Carga mental y digitalización del trabajo
Más allá de los aspectos físicos, el trabajo con PVD también implica una dimensión cognitiva relevante. La digitalización ha incrementado la carga mental, entendida como la interacción entre las demandas cognitivas del trabajo y la capacidad del trabajador para responder a ellas.
Factores como la hiperconectividad, la multitarea, la presión temporal y la sobrecarga informativa pueden generar fatiga mental, estrés y disminución de la capacidad de concentración. Además, el teletrabajo y el trabajo móvil pueden reducir la interacción social y el apoyo organizativo, generando sensación de aislamiento.
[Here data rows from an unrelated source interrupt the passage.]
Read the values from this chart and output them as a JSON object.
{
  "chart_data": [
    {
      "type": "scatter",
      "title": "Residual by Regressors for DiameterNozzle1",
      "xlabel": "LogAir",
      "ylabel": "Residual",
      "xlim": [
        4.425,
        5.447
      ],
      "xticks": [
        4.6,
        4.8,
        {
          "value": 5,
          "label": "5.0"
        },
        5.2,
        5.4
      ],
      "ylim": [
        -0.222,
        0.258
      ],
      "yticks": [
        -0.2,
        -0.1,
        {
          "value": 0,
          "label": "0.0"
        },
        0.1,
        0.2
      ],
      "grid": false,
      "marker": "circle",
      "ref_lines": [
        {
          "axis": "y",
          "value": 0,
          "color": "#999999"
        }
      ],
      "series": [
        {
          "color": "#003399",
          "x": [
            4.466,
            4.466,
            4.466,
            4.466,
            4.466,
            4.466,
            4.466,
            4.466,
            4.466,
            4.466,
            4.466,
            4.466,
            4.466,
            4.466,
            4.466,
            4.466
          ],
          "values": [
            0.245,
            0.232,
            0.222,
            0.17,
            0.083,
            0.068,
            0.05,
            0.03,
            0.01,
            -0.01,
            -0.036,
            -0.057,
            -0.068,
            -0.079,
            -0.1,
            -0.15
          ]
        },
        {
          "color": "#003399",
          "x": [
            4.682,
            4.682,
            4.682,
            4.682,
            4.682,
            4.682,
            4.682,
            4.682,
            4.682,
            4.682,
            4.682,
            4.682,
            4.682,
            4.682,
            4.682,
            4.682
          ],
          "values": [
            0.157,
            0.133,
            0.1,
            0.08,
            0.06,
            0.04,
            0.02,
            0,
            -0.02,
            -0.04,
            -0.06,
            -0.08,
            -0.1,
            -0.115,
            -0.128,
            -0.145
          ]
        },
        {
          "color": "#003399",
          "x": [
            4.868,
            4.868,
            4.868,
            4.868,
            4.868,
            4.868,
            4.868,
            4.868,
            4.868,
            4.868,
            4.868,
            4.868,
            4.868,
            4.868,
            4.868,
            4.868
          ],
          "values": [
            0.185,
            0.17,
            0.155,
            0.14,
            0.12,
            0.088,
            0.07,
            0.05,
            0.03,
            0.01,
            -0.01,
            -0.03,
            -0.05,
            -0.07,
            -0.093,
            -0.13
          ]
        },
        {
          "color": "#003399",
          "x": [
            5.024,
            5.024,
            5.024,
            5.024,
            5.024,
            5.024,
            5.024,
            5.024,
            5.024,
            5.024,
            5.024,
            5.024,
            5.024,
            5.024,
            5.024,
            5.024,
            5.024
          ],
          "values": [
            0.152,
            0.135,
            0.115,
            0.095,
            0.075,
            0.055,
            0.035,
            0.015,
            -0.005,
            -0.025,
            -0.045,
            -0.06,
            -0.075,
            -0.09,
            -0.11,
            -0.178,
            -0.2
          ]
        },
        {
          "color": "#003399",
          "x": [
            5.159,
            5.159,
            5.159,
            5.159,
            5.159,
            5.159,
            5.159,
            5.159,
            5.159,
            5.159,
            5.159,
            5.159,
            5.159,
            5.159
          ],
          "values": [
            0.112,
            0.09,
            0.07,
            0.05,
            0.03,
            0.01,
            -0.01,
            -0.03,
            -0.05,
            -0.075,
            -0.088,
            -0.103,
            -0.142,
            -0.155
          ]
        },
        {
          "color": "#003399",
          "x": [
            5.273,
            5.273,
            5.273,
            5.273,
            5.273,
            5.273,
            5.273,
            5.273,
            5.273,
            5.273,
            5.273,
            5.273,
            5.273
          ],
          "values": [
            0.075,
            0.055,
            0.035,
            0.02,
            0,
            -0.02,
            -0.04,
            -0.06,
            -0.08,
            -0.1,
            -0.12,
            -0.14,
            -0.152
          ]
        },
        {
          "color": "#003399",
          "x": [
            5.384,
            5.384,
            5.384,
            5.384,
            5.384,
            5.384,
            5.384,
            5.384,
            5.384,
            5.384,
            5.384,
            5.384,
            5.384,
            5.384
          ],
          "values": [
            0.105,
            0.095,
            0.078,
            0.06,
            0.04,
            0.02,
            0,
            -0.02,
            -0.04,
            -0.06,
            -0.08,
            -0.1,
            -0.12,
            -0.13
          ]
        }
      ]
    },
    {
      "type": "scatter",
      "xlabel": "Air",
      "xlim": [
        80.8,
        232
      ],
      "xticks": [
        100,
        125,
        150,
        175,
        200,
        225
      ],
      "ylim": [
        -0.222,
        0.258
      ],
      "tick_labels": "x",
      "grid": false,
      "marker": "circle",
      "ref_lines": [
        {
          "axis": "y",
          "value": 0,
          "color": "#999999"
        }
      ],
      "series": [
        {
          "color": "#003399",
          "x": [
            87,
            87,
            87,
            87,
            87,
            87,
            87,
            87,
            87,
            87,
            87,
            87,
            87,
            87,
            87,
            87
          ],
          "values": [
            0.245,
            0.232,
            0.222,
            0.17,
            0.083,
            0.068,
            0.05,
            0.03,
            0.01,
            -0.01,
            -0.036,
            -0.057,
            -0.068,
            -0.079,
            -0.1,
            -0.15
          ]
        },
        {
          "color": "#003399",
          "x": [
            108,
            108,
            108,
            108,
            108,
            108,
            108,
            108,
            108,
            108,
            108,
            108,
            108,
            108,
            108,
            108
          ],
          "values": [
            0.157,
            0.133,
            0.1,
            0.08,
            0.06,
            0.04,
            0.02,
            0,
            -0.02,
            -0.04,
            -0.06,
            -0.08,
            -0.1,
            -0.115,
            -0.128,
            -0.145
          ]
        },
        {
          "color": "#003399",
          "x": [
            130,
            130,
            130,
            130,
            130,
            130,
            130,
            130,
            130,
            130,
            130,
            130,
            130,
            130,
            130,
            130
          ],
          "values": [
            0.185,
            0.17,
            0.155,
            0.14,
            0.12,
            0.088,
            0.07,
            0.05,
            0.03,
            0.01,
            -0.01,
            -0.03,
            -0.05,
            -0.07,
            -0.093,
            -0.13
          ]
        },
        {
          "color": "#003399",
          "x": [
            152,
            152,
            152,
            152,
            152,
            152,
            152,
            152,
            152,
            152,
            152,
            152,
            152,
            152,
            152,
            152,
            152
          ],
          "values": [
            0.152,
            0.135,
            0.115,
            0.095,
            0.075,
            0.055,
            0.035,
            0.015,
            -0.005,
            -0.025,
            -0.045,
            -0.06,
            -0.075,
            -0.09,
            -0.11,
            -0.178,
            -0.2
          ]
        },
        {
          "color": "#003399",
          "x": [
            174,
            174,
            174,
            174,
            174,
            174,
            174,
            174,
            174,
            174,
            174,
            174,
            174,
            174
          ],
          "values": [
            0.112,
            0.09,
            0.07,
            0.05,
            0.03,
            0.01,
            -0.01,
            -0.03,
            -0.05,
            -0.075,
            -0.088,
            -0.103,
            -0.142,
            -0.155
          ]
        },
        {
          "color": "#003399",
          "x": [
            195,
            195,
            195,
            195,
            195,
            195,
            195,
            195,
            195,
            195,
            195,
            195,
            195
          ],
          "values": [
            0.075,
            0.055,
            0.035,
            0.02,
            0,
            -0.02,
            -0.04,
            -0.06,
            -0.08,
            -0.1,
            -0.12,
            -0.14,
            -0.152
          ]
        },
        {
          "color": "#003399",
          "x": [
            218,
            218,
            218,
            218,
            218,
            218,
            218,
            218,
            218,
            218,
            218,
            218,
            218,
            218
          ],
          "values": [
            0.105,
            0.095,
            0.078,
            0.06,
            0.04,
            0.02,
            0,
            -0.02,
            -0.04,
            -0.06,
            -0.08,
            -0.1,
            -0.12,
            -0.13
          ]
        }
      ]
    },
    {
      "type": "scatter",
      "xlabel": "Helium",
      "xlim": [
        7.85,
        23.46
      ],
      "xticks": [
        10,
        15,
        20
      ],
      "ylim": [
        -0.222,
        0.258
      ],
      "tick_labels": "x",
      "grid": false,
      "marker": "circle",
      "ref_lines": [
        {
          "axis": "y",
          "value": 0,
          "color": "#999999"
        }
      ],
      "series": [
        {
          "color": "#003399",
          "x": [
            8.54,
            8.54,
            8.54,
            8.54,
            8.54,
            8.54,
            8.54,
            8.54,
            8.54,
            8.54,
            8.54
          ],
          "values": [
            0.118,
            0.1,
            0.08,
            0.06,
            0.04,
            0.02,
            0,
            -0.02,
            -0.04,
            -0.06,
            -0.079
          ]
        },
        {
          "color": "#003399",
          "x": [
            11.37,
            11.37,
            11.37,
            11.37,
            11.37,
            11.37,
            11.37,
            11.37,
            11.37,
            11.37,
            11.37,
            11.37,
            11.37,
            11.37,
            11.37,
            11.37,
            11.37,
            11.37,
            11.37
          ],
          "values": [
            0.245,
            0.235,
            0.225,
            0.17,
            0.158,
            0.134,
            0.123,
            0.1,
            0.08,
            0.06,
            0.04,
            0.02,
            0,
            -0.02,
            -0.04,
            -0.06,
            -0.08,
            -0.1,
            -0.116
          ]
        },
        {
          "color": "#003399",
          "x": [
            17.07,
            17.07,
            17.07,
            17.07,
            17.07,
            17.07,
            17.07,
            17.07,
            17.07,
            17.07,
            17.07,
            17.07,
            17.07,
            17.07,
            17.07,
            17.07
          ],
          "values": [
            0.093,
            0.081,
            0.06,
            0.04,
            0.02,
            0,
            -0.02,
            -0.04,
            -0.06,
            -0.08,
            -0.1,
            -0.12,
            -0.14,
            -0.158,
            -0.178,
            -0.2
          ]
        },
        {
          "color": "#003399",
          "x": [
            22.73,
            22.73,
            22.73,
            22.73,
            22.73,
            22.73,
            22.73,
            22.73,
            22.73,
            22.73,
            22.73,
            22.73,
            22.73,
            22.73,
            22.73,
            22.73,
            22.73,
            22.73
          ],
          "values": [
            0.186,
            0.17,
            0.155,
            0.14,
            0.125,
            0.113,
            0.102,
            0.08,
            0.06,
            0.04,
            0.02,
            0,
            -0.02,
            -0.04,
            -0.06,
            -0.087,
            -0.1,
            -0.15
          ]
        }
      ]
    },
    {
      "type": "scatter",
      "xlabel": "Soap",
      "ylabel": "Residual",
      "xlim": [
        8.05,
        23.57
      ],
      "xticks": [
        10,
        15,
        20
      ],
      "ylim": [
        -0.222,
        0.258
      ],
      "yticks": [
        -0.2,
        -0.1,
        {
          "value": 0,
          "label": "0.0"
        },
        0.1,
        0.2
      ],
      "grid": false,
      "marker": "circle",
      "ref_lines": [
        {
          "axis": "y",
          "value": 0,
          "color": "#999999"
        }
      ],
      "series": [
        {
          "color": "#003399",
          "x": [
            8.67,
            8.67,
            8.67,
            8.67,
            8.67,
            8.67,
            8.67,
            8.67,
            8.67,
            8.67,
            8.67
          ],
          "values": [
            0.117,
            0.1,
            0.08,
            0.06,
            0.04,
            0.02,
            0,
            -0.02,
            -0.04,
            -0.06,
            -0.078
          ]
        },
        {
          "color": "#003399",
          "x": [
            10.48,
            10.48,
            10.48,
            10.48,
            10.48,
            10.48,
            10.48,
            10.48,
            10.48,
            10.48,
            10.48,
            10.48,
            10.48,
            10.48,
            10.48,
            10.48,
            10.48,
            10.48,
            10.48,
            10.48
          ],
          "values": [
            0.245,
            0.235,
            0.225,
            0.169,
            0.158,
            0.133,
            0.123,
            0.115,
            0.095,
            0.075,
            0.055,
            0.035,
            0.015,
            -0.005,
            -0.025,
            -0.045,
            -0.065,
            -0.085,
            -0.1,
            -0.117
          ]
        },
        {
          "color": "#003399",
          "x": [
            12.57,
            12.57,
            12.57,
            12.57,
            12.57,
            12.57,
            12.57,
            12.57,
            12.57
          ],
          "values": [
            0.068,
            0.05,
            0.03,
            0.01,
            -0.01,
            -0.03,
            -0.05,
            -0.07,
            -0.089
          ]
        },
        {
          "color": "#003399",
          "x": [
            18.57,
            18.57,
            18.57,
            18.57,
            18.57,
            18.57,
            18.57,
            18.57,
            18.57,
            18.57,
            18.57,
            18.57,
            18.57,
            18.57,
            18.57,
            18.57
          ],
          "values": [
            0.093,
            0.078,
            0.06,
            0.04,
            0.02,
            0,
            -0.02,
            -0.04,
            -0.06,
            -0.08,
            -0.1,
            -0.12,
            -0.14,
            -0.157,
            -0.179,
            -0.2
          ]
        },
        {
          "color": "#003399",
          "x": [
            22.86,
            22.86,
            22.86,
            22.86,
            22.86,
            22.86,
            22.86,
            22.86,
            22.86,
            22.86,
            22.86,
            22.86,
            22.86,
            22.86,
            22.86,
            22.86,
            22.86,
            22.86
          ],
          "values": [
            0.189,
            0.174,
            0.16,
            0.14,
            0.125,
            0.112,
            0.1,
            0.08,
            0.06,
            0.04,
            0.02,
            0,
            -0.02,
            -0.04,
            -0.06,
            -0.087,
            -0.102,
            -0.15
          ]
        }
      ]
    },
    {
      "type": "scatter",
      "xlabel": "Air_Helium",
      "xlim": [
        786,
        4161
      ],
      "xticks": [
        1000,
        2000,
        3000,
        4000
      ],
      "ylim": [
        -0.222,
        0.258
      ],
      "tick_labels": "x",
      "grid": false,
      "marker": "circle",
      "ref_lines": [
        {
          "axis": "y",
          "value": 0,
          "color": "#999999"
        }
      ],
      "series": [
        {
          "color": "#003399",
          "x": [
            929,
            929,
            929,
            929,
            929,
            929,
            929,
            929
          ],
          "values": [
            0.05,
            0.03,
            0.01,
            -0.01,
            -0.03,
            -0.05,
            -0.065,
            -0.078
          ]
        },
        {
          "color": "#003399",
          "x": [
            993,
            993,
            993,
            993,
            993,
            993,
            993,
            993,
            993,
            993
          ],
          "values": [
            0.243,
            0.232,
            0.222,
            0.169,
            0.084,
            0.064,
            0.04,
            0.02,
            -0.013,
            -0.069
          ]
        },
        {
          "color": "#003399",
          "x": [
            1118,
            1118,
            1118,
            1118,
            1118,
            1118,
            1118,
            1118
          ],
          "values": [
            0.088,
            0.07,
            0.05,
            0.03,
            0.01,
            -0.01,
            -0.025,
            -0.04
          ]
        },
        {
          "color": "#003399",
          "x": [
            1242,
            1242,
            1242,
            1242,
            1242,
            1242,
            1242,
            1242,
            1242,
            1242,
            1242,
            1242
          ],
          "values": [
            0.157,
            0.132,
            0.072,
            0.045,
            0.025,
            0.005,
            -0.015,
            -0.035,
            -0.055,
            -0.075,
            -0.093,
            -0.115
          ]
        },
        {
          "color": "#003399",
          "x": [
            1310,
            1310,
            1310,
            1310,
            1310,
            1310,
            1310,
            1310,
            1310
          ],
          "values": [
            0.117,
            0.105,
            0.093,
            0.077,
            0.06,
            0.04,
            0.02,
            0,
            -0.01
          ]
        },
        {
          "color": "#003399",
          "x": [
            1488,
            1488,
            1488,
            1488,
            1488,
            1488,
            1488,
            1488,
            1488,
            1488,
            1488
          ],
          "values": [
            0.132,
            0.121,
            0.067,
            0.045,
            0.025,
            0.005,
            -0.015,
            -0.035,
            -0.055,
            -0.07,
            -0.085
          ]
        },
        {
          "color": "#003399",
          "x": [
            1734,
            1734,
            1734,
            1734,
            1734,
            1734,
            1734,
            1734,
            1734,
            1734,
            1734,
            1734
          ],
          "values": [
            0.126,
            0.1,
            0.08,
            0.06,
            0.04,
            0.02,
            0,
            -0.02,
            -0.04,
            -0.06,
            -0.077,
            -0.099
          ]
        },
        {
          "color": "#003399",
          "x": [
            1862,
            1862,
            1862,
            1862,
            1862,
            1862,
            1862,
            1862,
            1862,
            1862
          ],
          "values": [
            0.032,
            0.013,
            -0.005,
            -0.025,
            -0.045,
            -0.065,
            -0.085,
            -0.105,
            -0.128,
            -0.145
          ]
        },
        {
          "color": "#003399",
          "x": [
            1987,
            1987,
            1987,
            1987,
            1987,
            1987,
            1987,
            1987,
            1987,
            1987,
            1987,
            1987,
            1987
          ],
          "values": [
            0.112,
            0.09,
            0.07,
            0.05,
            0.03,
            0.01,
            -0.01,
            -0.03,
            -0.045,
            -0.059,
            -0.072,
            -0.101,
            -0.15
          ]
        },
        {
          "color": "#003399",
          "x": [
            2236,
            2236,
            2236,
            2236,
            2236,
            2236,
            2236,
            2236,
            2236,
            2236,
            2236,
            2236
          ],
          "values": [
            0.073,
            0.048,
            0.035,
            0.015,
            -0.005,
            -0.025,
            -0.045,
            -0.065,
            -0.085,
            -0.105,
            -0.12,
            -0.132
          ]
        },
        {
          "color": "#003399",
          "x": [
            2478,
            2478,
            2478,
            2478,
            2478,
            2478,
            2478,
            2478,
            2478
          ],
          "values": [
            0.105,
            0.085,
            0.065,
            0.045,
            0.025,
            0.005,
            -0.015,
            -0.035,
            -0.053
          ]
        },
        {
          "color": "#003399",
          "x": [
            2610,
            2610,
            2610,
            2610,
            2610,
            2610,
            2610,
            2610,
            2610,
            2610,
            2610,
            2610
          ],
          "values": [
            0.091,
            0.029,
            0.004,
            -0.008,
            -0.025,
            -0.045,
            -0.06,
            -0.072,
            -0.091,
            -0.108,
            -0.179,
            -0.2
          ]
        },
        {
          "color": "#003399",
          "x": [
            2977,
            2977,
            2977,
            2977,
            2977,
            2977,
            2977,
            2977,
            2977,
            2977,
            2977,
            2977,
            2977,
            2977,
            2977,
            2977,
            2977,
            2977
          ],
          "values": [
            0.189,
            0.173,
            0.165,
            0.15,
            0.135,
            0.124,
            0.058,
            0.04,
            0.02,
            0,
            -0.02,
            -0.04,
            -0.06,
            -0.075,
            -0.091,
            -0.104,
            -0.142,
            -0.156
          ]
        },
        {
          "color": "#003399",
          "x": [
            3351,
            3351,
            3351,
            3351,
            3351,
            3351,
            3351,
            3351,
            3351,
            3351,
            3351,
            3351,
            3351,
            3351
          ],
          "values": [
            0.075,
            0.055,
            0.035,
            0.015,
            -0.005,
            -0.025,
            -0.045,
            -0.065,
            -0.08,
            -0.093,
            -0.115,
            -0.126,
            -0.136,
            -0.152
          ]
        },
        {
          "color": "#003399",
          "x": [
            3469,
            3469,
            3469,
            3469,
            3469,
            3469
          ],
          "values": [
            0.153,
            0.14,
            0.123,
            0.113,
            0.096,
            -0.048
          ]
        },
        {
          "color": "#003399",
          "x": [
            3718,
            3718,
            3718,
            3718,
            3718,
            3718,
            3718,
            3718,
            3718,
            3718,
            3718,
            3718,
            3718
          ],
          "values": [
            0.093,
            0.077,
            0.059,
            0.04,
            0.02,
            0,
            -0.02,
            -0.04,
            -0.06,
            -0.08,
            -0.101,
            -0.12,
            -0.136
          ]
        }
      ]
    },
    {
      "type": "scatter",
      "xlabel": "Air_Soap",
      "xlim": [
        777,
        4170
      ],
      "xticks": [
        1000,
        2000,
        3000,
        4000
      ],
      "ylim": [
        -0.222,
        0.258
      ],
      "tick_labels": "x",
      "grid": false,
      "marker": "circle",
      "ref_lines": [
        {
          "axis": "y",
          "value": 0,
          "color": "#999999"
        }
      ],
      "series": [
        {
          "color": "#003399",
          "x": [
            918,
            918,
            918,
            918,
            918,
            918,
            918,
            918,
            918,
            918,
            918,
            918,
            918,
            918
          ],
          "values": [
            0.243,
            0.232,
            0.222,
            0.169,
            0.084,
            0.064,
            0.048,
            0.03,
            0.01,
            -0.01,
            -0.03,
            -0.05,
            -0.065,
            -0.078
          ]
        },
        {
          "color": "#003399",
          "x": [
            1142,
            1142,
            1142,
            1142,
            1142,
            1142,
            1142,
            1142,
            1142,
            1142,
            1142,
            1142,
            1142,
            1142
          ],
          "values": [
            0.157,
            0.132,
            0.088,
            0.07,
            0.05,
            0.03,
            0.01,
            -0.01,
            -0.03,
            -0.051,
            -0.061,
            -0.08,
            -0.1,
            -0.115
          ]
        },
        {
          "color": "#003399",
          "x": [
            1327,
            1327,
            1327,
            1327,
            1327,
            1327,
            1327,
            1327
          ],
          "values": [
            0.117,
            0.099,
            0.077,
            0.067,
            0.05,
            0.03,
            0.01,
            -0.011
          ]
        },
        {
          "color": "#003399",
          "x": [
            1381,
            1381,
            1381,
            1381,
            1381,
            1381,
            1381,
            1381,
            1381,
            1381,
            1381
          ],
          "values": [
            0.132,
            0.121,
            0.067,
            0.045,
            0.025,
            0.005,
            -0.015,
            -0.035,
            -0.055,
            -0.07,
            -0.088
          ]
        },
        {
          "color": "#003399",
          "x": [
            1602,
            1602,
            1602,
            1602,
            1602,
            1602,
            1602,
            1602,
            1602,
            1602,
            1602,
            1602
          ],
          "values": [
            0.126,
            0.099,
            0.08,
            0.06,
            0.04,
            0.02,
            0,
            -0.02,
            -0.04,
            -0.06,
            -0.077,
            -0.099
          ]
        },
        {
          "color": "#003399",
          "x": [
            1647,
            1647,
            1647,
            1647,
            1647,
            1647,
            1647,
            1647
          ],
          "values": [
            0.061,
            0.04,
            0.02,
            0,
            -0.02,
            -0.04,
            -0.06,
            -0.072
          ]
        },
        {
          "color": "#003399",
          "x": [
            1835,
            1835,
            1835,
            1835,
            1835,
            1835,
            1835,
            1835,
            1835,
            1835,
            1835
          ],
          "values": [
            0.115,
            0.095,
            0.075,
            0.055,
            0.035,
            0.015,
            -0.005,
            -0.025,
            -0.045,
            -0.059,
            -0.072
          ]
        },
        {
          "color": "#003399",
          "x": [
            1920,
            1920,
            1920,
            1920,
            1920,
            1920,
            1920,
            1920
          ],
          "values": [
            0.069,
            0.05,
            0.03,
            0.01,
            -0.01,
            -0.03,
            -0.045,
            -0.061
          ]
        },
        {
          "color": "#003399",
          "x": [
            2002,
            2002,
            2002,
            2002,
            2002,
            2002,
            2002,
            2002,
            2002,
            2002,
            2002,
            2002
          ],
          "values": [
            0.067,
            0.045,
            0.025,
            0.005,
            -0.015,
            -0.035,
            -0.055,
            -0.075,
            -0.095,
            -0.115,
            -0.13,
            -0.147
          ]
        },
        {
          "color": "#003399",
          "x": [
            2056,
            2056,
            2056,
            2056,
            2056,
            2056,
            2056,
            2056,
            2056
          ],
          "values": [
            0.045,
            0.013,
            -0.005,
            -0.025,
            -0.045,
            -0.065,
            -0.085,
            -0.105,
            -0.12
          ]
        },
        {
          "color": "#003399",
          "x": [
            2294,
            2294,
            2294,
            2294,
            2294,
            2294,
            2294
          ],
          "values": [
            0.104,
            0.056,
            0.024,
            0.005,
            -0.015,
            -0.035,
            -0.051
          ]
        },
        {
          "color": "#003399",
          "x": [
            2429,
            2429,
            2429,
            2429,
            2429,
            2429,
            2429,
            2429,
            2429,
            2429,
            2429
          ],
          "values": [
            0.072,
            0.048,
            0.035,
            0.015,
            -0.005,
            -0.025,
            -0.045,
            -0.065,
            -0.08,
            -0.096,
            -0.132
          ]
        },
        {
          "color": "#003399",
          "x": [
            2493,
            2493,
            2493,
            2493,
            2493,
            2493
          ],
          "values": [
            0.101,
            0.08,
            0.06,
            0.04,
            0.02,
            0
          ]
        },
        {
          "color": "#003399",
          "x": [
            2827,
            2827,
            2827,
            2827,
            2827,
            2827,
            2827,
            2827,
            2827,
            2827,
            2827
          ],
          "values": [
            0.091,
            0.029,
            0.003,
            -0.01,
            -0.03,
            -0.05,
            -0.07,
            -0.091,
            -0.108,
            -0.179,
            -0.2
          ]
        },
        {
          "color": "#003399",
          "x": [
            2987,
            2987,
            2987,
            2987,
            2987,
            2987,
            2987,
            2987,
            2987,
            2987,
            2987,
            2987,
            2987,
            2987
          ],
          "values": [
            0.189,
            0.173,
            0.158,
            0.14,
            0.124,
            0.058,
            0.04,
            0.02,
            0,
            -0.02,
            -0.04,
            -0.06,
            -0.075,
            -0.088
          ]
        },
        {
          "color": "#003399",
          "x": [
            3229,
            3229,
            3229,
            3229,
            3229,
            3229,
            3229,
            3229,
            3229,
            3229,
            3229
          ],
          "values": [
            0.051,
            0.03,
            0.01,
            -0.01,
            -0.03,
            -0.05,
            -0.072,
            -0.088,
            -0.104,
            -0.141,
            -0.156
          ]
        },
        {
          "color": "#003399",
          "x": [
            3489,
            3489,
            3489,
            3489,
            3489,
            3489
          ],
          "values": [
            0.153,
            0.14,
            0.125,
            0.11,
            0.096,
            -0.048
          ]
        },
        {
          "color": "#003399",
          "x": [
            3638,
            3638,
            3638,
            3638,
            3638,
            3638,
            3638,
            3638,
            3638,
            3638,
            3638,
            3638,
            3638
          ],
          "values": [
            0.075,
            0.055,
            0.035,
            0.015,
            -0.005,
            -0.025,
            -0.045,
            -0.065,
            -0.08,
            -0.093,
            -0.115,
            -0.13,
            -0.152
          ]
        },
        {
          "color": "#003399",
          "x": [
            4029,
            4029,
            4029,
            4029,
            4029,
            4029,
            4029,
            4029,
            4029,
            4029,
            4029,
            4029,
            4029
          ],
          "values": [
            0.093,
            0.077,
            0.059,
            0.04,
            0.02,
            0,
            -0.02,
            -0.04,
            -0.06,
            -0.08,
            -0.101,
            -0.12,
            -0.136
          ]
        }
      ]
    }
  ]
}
El trabajo con pantallas de visualización de datos representa hoy uno de los principales retos ergonómicos en los entornos laborales. La evidencia científica muestra que la exposición prolongada a PVD puede generar fatiga visual, trastornos musculoesqueléticos, sedentarismo y sobrecarga mental, especialmente cuando las condiciones ergonómicas del puesto de trabajo son inadecuadas o la organización del trabajo no contempla pausas ni alternancia de tareas.
Desde la perspectiva preventiva, la literatura especializada coincide en la necesidad de aplicar medidas integrales que incluyan diseño ergonómico del puesto, formación en hábitos posturales, pausas activas, reducción del sedentarismo y gestión adecuada de la carga de trabajo digital. Solo mediante un enfoque ergonómico integral será posible reducir el impacto de estos riesgos en la salud y el bienestar de las personas trabajadoras.